Жил на свете человек. Как мы стали теми, с кем родители говорили не общаться — страница 17 из 49

Мы можем только догадываться о тех препятствиях, которые незрячему человеку приходится преодолевать каждую минуту, каждый день своей жизни, какие проблемы решать и каких усилий все это ему стоит. Часто ли мы задумываемся, какую роль для человека играет визуальная информация – о пространстве и времени, в которых мы мыслим и существуем, об окружающем нас предметном мире, который мы пытаемся познать и в котором осознаем себя самих. Источники приводят разные цифры: кто-то пишет о 75 % информации, получаемой через зрение, кто-то оценивает этот объем в 90–91 %. Но, как бы то ни было, суть не в этом. А в том, что зрение для человека – самый значимый из всех сенсорных каналов восприятия «объективной реальности, данной нам в ощущении»[24].

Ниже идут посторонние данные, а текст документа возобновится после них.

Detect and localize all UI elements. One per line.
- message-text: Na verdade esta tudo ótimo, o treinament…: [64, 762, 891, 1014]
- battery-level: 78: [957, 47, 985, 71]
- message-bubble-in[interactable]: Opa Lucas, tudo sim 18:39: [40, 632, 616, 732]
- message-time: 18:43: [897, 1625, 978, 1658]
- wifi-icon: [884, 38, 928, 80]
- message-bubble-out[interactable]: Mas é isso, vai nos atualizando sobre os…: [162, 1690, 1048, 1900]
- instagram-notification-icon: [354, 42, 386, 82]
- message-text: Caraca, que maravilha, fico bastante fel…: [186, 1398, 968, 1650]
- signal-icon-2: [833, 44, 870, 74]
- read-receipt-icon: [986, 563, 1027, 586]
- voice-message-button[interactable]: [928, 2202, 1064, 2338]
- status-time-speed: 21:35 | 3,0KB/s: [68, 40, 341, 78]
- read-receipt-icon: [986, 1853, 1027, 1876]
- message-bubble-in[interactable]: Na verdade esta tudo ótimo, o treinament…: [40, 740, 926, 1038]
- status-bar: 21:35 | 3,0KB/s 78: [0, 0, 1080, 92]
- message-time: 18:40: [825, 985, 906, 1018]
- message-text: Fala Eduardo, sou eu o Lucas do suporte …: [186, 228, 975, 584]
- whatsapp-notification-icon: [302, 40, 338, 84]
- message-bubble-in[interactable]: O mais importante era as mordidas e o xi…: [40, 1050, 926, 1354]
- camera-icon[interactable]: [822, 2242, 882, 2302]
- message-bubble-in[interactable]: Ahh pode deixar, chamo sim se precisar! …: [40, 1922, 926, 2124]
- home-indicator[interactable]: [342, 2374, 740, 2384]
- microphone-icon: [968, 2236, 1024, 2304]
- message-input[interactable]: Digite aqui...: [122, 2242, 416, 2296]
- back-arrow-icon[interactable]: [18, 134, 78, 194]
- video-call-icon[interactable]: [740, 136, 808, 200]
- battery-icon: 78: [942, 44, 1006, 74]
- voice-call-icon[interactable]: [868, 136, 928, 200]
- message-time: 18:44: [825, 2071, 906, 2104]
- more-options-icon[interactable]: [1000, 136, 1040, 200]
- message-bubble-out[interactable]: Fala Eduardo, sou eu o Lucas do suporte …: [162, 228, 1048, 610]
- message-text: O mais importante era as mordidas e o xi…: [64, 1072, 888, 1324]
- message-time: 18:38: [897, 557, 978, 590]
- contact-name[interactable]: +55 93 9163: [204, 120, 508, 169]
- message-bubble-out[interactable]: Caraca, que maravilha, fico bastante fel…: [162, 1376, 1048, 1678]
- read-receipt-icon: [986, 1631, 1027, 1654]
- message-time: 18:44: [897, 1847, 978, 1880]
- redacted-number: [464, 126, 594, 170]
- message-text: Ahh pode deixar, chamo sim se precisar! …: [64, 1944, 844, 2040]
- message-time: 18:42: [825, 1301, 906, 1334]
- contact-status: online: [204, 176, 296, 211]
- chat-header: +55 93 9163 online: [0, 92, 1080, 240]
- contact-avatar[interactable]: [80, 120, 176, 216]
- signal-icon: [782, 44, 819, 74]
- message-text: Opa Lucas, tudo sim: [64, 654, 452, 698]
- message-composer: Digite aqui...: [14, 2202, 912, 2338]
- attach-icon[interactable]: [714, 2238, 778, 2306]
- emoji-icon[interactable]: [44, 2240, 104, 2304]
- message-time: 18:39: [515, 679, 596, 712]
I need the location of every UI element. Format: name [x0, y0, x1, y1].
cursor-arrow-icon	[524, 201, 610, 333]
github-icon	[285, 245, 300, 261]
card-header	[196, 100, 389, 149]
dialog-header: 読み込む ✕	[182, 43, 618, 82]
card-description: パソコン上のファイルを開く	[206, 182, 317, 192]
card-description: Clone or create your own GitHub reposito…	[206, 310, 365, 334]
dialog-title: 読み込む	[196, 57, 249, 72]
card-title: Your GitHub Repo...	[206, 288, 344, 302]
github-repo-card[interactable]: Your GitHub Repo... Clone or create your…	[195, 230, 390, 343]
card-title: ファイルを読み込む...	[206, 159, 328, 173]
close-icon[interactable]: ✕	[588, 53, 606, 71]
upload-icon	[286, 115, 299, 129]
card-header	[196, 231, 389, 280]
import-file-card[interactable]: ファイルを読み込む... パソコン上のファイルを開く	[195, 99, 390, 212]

Нужно ли перечислять, чего лишен человек, не имеющий возможности видеть? Для понимания этого жесточайшего ограничения во всем достаточно оглянуться и посмотреть вокруг себя. Зрячему, само собой. Здесь еще важно иметь в виду, что отключение (независимо от причин) визуального канала кардинальным образом меняет не только восприятие внешнего мира человеком, возможности его коммуникаций с окружающими и каких-либо действий. Оно требует глубокой перестройки всей психики, если говорить о взрослом, утратившим зрение, и особых условий для ее формирования, когда речь идет о слепом ребенке. И тут естественным образом возникает вопрос: кому из них легче? Кому проще приспособиться к жизни в этом другом мире – потерявшему зрение в сознательном возрасте или слепому от рождения?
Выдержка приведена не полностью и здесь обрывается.